4 types of Acquisition of Humoral Immunity

1. Naturally acquired active immunity

2. Naturally acquired passive immunity

3. Artificially acquired active immunity

4. Artificially acquired passive immunity

Naturally acquired active immunity

You make your own antibodies after a natural infection.

• Example: recovering from chickenpox → long-lasting immunity.

Naturally acquired passive immunity

You receive antibodies naturally from another person.

• Example: maternal antibodies passing to baby through placenta (IgG) or breast milk (IgA).

Artificially acquired active immunity

You make your own antibodies after medical exposure to antigen.

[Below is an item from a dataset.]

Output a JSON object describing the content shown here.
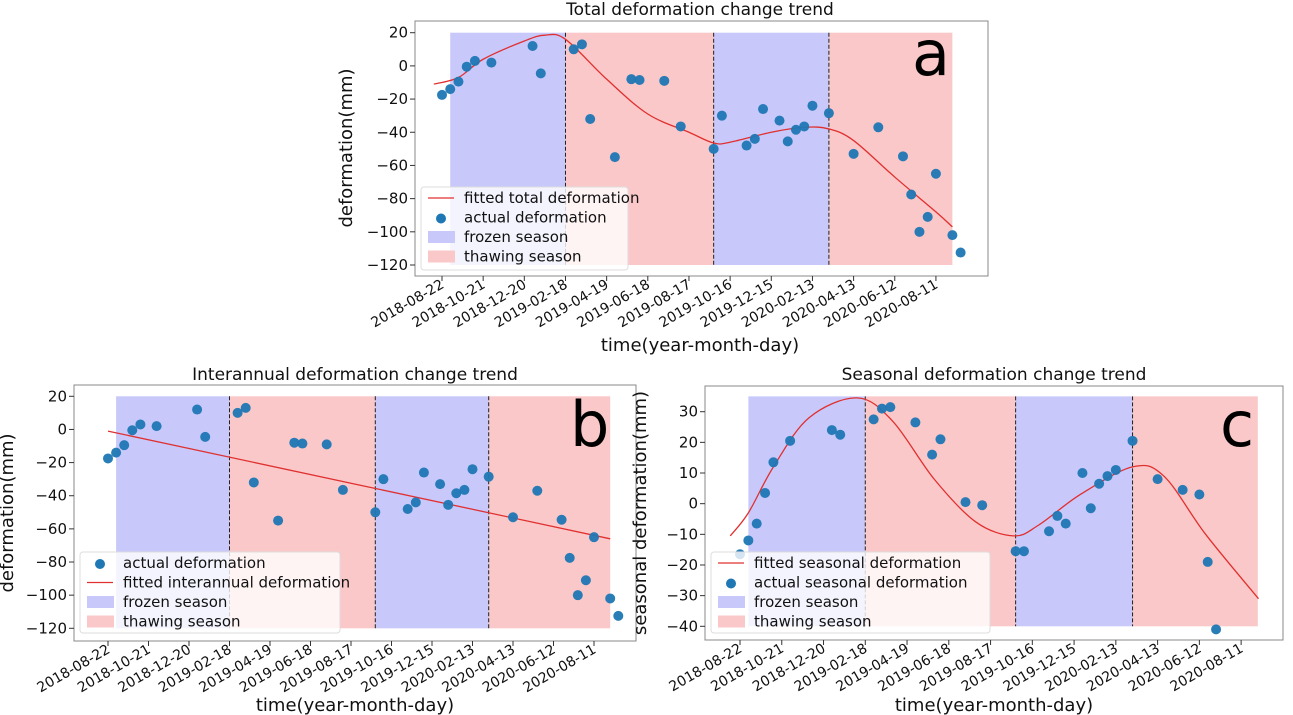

• Example: vaccination with weakened or inactivated pathogens.

• Long-lasting immunity (with memory)

Artificially acquired passive immunity

You receive ready-made antibodies through medical treatment.

• Example: injection of antivenom or monoclonal antibodies.

• Immediate, short-term protection.

Active immunity

your body makes the antibodies → long-term (memory).

Passive immunity

you receive antibodies from outside → short-term (no memory).